Scholars are like that. Deciding what’s true isn’t a matter of the will. When a thing is uncertain, a scholar will say so; when there is more than one way of interpreting an author, a scholar will say so. Being “decisive” may be a virtue for politicians, or football coaches, or military leaders; it’s not a virtue for a scholar.
I’ve given reasons for why people have trouble interpreting Behe; I’ve indicated that his direct statements don’t come down decisively one way or the other. I’ve linked to an article where he directly responds to a questioner who was trying to get more clarity about his view on front-loading vs. intervention. In that article, given an opportunity to clearly endorse one side or the other, he declined to do so. It’s not wrong to point this out when people are trying to determine what Behe means.
If you want to argue that even if Behe never decisively pronounces on a position, an interventionist position is implied in what he writes, you can do that; I never objected to inference as such. But it has to be labeled as inference, not as a report of what Behe has explicitly declared.
I will not comment on your remarks about Behe’s quoted statement re Darwinian and front-loaded evolution. I find that your remarks are confusing, and misrepresent both the quoted words which Behe assented to and what I was trying to say. But sorting that out would take many more detailed parsings of terms and phrases, and I’ve run out of patience.
Besides, we are far from the original topic here: look at the top of the page and ask yourself why we, yet another time, have fallen into quarreling about Behe, intervention, etc. when that is not the topic. I would suggest that those who want to wage a battle royal about Behe and intervention start their own new topic and discuss the subject there.
The accusations of dishonesty that pepper your posts make it impossible to have decent dialogue with you. I have not been dishonest. I may have made errors in interpreting this or that author.
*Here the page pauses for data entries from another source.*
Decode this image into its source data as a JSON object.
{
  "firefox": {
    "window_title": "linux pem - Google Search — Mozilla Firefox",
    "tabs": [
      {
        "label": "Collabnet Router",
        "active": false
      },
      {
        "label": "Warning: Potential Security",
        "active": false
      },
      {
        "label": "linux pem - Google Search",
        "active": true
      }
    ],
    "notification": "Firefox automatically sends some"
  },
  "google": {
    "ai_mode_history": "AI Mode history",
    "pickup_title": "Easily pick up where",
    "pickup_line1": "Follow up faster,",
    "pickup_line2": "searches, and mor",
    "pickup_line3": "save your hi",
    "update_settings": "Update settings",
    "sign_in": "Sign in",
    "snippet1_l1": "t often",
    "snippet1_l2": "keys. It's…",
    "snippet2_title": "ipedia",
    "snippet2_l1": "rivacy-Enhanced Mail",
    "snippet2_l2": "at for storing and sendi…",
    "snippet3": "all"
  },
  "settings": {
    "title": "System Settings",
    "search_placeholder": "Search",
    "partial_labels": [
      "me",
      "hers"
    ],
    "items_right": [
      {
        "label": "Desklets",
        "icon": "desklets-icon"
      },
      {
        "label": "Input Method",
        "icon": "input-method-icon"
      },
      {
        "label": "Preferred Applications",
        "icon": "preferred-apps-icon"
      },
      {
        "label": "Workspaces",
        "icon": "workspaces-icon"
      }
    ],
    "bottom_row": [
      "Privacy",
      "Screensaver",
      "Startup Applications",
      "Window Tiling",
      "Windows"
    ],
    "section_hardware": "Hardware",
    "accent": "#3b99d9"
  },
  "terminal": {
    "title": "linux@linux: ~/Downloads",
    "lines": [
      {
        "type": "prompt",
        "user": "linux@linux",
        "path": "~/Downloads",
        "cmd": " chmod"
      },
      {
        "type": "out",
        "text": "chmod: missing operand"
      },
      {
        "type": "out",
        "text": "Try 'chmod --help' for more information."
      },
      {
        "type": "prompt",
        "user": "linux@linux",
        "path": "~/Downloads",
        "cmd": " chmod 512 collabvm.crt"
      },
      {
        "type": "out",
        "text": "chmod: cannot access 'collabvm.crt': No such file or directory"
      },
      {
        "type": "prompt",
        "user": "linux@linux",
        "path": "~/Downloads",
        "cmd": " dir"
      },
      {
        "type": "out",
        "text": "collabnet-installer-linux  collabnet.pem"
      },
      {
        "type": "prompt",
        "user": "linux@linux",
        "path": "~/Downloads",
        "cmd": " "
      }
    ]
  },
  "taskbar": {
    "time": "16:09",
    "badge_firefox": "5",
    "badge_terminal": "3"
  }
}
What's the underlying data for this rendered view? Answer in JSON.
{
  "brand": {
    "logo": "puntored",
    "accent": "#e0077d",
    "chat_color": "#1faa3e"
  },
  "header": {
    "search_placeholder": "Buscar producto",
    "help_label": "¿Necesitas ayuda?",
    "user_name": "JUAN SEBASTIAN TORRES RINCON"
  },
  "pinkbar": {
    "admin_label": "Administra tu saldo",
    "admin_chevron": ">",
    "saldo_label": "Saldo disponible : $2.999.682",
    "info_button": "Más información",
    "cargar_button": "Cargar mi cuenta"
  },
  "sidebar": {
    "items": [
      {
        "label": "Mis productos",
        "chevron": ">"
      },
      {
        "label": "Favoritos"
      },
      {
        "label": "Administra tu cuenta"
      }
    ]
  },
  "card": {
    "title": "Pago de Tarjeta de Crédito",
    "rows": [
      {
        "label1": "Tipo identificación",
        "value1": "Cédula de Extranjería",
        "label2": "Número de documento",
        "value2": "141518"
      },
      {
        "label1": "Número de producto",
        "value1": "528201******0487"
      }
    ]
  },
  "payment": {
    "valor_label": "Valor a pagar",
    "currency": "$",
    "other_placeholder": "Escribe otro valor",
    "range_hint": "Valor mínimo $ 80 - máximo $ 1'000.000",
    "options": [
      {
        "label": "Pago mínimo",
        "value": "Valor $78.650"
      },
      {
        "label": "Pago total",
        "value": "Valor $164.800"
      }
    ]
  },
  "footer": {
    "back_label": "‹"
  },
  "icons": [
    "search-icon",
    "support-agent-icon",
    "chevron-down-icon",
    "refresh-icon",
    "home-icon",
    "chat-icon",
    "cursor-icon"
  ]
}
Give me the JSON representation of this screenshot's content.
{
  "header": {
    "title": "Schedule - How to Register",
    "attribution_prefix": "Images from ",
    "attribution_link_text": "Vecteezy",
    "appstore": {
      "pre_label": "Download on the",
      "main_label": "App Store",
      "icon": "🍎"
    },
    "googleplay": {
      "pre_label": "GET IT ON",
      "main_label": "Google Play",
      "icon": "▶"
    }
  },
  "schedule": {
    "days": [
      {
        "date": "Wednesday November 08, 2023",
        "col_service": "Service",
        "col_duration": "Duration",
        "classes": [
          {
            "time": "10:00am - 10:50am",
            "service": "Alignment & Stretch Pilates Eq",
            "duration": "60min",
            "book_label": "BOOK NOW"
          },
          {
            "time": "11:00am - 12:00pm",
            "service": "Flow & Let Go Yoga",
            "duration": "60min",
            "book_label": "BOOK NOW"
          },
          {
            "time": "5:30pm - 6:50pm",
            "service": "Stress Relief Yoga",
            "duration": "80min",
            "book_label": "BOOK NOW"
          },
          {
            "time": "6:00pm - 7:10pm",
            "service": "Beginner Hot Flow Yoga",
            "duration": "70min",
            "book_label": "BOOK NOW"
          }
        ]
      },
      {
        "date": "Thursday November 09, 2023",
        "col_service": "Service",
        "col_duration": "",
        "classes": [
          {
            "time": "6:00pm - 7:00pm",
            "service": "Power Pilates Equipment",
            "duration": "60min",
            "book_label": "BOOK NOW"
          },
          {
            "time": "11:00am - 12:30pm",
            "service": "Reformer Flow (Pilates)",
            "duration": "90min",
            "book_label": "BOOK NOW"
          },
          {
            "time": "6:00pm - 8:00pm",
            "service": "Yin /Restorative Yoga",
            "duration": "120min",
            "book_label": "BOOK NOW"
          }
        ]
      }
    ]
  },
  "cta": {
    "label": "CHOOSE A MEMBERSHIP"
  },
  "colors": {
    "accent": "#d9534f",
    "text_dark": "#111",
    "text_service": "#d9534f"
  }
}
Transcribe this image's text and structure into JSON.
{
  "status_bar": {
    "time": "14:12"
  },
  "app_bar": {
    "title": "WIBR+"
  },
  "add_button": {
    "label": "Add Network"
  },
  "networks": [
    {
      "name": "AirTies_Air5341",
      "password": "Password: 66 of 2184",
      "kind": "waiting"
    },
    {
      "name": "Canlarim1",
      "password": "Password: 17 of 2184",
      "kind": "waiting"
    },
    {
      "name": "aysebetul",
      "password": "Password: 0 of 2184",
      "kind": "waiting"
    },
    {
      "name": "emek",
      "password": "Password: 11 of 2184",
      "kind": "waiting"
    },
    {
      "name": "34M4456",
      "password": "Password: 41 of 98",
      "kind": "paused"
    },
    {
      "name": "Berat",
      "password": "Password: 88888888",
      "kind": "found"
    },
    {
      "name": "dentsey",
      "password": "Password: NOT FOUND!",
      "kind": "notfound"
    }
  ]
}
I have not been dishonest. I notice that accusations of dishonesty come quite frequently here from people in the atheist camp. It seems to be a habit of many atheist blog writers and commenters to infer that people who disagree with them must be dishonest.
This was the habit on BioLogos. When Peaceful Science got started, the mood was different. But as time has gone on, the mood has become more like it used to be on BioLogos, with the atheists violently bashing anyone perceived of as defending ID or even just wanting it given a fair hearing. People who defend ID or even just want it given a fair hearing are called ignorant or dishonest; their arguments are characterized as childish or dishonest. The general tone here is pretty savage.
And when someone stands up to the savage tone coming from the atheists with a little bit of indignation, that person is savaged still further, for not maintaining perfect decorum in the fact of brutal verbal aggression. I’m judged here by a standard far higher than is insisted on for Tim, Faizal, etc. – anyone who looks fairly at their replies to me will see that they have been guilty of dialogical violations at least as bad as mine, but the other atheists here “look the other way” and never correct them. It’s only the ID folks who have the whistle blown on their verbal infractions by the atheists here. I would suggest that you and your atheist friends here (minus T. aquaticus and John Harshman, who attempt to actually carry on dialogue rather than just to savage their foes) look in the mirror, and ask whether you are 100% blameless regarding tone and contents of your posts, for the fact that the dialogue here often descends to crude gauntlet-throwing. But I’m not sure if most of the atheists here are capable of such moral introspection; or if they are, I have never seen that capability.